Notaba la presencia de la noche como si le estuviera abrazando.
LLegé, la miré, olí su esencia, y me senté junto a ella. No dejaba de mirar al infinito, con la mirada perdida. Estaba sentada en aquella especie de precipicio, con las piernas colgando: parecía que no era consciente de dónde estaba.

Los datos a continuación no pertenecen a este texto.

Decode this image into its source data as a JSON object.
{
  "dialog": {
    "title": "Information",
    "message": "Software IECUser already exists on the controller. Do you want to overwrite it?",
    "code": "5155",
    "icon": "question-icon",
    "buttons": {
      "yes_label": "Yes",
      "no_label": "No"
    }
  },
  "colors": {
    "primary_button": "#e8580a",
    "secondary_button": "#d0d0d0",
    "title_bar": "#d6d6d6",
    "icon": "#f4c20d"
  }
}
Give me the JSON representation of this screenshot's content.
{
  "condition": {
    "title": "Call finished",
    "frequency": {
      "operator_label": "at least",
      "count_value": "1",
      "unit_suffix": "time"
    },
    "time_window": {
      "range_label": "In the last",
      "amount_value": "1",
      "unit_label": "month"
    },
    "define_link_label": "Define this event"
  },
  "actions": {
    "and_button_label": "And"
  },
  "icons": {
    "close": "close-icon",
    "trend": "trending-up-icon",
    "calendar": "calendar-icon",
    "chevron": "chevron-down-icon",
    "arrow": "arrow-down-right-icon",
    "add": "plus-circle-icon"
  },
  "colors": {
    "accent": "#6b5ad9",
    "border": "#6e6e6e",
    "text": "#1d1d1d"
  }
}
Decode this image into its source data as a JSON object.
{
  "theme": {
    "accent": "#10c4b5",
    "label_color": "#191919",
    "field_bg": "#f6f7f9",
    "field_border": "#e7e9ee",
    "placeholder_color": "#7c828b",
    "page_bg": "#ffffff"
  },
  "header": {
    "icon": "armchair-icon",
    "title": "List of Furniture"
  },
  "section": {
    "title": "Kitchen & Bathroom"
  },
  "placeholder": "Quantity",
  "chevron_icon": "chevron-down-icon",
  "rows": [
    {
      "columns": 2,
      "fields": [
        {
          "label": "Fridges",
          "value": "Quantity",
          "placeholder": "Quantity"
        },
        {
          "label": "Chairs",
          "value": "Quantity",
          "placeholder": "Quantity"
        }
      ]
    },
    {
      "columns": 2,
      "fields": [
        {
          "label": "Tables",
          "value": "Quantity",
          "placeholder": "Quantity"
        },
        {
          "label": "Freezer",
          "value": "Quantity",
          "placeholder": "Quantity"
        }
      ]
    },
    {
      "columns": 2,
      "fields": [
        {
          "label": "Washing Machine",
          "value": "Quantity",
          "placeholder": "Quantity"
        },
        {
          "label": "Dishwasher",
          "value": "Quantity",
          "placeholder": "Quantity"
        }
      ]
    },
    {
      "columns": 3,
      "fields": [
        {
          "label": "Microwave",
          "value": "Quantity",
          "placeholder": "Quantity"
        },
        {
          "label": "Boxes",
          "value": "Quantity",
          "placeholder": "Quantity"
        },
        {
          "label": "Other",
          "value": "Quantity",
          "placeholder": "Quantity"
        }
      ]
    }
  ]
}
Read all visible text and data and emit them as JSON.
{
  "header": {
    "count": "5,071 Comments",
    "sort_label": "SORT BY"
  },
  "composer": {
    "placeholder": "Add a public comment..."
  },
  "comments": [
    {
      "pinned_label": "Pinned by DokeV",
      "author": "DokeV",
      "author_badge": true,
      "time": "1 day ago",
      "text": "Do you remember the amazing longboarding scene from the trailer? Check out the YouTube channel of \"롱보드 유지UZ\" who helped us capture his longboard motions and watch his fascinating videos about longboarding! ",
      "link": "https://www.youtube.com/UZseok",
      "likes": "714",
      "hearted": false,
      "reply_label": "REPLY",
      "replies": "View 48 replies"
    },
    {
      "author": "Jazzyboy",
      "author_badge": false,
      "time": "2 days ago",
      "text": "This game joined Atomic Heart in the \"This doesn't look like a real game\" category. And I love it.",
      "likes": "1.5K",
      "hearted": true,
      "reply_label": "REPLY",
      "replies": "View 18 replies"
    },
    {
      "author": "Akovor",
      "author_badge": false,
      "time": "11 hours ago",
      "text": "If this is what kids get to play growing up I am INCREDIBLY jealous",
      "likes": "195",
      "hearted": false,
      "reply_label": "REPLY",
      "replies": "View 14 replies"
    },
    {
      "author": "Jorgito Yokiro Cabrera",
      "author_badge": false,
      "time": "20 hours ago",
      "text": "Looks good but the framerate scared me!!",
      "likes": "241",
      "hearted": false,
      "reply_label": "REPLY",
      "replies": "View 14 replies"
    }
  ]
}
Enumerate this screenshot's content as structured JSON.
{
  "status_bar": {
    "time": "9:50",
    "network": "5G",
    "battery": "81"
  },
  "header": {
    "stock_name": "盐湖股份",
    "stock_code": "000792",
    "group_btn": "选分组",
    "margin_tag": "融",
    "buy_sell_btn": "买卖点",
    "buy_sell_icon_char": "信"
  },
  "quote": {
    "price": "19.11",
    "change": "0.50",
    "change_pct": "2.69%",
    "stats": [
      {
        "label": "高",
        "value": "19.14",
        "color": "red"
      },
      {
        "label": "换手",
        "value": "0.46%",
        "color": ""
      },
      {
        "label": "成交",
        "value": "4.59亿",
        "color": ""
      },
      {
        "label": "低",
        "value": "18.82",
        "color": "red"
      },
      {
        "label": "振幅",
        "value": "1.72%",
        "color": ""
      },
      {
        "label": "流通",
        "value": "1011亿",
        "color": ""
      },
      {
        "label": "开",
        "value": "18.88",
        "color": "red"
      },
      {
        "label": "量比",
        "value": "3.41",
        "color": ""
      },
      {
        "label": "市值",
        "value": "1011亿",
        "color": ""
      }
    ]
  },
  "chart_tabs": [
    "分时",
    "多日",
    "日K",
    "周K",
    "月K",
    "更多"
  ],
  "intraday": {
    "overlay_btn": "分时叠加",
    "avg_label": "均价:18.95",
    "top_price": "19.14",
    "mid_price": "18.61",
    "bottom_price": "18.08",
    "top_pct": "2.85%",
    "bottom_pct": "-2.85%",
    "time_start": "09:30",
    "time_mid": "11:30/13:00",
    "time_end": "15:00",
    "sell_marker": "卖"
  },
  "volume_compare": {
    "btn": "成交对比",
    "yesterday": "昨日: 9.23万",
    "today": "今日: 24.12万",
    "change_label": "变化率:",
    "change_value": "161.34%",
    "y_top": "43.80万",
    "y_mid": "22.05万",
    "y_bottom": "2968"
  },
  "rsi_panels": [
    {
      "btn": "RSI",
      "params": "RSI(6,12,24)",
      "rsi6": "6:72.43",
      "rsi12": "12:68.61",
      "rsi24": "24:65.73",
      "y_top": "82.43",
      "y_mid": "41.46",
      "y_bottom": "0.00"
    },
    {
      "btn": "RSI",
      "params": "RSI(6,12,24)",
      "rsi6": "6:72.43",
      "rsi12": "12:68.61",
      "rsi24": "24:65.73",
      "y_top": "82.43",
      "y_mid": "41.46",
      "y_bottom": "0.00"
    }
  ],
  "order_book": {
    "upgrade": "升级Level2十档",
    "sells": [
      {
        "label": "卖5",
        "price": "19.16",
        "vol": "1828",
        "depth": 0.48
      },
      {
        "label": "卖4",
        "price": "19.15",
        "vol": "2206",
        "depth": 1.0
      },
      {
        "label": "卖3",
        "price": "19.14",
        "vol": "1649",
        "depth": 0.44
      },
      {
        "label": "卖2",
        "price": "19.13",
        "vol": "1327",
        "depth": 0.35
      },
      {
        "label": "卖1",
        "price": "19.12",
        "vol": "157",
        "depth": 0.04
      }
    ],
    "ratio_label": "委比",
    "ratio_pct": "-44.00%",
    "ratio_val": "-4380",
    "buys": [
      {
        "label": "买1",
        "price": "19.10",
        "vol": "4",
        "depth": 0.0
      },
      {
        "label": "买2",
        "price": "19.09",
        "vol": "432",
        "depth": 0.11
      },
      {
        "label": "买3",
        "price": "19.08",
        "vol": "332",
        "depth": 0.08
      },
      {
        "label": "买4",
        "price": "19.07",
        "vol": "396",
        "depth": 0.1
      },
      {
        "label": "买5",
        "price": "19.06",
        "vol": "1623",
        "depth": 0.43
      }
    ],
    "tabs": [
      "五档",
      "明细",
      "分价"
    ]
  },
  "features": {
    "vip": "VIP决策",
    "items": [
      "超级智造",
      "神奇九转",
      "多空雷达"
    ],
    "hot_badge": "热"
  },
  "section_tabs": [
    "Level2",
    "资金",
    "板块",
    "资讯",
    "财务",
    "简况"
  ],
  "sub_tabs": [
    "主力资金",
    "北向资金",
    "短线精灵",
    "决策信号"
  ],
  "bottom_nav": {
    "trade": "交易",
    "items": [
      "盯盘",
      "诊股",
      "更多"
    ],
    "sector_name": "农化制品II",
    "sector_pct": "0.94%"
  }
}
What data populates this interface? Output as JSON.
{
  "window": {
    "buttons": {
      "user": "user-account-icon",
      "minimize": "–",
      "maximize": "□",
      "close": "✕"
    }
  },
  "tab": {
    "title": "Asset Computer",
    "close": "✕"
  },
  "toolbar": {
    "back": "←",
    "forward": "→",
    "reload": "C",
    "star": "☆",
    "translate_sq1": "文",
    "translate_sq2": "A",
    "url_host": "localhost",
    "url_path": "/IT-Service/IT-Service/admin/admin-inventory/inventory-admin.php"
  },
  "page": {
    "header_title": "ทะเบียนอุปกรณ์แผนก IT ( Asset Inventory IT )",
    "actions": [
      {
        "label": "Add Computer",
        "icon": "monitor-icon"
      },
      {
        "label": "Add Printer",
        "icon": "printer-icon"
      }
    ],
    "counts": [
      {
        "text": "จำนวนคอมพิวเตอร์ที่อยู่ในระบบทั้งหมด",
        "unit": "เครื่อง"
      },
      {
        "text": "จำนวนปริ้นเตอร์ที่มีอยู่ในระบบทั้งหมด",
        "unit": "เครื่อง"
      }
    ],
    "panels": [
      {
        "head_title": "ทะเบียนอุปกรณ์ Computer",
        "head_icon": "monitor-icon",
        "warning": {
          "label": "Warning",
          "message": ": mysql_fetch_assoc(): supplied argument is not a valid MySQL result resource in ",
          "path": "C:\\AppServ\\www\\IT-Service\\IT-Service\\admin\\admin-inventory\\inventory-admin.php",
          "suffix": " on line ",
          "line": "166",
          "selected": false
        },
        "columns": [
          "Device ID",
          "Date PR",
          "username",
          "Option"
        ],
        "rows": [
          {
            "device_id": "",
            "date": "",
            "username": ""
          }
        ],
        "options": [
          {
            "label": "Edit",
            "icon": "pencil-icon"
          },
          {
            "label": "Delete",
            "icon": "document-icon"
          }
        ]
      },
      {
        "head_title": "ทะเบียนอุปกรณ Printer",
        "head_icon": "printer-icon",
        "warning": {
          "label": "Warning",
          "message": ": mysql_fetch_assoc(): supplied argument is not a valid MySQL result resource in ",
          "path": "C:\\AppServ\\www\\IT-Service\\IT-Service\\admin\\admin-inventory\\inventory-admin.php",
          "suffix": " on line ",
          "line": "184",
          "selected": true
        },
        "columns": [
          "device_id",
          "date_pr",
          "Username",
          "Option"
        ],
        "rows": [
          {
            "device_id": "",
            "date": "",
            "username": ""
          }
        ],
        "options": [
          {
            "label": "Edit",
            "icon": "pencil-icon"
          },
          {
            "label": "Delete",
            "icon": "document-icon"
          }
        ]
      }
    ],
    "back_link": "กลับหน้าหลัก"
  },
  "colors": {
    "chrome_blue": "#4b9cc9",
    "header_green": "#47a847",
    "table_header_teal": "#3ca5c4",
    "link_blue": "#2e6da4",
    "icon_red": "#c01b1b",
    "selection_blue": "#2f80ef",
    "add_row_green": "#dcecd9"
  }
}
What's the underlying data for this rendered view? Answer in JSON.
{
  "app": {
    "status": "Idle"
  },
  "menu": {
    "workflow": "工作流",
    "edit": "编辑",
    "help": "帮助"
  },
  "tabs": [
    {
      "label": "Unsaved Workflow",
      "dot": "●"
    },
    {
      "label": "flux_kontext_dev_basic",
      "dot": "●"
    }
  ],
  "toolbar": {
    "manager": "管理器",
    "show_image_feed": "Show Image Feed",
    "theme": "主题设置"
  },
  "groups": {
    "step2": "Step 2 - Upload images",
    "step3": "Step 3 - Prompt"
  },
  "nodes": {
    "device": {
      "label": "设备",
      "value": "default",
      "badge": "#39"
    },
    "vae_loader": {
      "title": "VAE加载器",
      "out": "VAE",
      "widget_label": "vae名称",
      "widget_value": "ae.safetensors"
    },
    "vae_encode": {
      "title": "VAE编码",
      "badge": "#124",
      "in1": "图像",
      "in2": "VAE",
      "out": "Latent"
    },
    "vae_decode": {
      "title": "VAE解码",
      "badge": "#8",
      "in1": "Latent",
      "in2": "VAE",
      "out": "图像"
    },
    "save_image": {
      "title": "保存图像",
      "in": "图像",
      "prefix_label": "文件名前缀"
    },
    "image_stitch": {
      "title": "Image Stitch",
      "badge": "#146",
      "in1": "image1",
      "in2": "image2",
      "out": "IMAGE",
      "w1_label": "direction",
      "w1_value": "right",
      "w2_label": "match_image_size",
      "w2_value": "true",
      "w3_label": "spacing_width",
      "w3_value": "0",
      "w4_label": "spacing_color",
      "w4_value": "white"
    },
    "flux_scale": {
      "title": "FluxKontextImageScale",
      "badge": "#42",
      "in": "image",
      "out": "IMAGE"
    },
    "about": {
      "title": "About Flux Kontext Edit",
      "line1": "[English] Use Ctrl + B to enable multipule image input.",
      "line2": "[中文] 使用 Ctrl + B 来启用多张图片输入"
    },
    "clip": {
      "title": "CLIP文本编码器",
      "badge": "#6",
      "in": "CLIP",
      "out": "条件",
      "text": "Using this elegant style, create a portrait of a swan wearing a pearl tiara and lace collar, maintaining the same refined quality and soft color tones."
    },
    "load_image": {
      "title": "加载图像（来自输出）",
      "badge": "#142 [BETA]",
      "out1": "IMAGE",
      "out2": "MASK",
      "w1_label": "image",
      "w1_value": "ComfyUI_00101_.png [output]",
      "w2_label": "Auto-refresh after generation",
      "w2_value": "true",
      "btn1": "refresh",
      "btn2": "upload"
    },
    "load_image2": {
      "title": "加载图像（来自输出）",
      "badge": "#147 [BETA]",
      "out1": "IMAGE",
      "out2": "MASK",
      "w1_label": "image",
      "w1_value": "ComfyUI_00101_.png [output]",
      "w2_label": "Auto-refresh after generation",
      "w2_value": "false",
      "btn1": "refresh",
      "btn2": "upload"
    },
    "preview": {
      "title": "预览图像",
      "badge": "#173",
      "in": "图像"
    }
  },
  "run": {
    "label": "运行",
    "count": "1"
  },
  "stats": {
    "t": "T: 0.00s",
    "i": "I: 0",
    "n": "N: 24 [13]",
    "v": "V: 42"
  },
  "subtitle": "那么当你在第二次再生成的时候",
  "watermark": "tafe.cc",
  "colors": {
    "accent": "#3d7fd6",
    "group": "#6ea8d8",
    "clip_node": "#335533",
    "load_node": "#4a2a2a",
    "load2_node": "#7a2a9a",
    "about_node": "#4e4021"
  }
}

Sus manos tocaban el suelo, y mantenía una pose derecha, firme. Parecía tan segura, que nadie notaría sus manos temblorosas. El balanceo de sus piernas hacía que su cuerpo se moviera, y ella más se asustaba. Pero aún así no dejaba de hacerlo. Cada vez se movían más y más rápidos. Extendía las palmas de las manos, y parecía que intentaba agarrarse sin conseguirlo. No se atrevía a pestañear, a pesar de que sus lágrimas asomaran a sus ojos hace tiempo.
Sacó pecho, como inclinándose hacia el infinito, echó la cabeza un poco hacia atrás, y puso sus pies como si estuviera bailando en puntas sobre el vacío.
Entonces, rompió a llorar. Y grito tan fuerte que nadie, absolutamente nadie pudo oírla.
Silenciosa, y casi sin moverse, se quedó sentada con su espalda erguida, sus manos apoyadas en sus piernas que balanceaban levemente, y su mirada baja, simulando que veía todo lo que había millones de metros más abajo.
Sonrió. Y continuó con su vida, con la mirada baja, pero mirando hacia el infinito, en silencio, sin moverse.
Unas 10 horas (quizás segundos) después me miró, y me dijo con simulada indiferencia "¿Qué? Sólo quería sentirme viva unos minutos".